Hyperlipidemia, characterized by abnormally high levels of lipoproteins in the plasma, is one of the biggest epidemics facing our healthcare system today. The Center for Disease Control and Prevention (CDC) estimates that about one-third of American adults have some form of hyperlipidemia and that of those, only one-third are well-managed. With the growing obesity problem in America and the significant, detrimental health effects that hyperlipidemia can cause, developing new, more effective tools to help prevent, diagnose and treat hyperlipidemias is an urgent matter of public health.
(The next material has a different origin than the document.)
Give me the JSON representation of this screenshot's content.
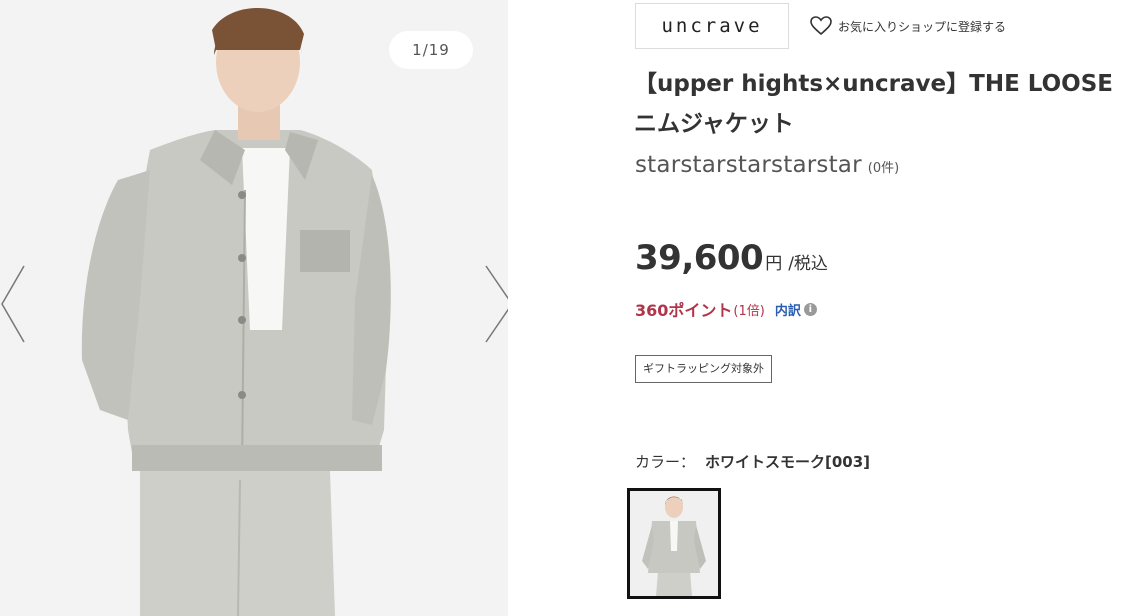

Hyperlipidemias can be classified into three main categories: Primary (familial) caused by specific genetic abnormalities, secondary (acquired) abnormal plasma lipoprotein concentrations due to another underlying disorder, or idiopathic elevated lipoprotein. All three forms can almost double the risk of developing cardiovascular disease, the leading cause of death in the United States, and thus for decades scientists have sought to research, organize and understand how the chronic elevation of these lipoproteins in the blood circulation influence the human body. However, recently, researchers have begun to question the clinical usefulness of one of the most widely used hyperlipidemia classification models which first originated in 1967 and adopted by the World Health Organization, the Fredrickson familial hyperlipidemia classification. This classification is based on the pattern of lipoproteins in the plasma, which was resolved by physical analytic techniques, and includes five categories. Although Fredrickson’s model was instrumental in the original understanding of familial hyperlipidemias, this classification is not based on molecular causes of hyperlipidemias and therefore it has limitations in its clinical use, especially in the era of precision medicine. Thus, the objective of this project was to conduct a comprehensive literature review of the published biomedical literature for molecular defects in patients with different types of familial hyperlipidemias. Using this knowledge, we sought to better understand how molecular mechanisms govern elevated lipoproteins and then to subsequently integrate this information into the previously established Fredrickson classification. Our hope is that with this project, along with further research in the future, we are one day able to produce a more useful clinical tool which will provide a better explanation for hyperlipidemias and lead to better patient treatments.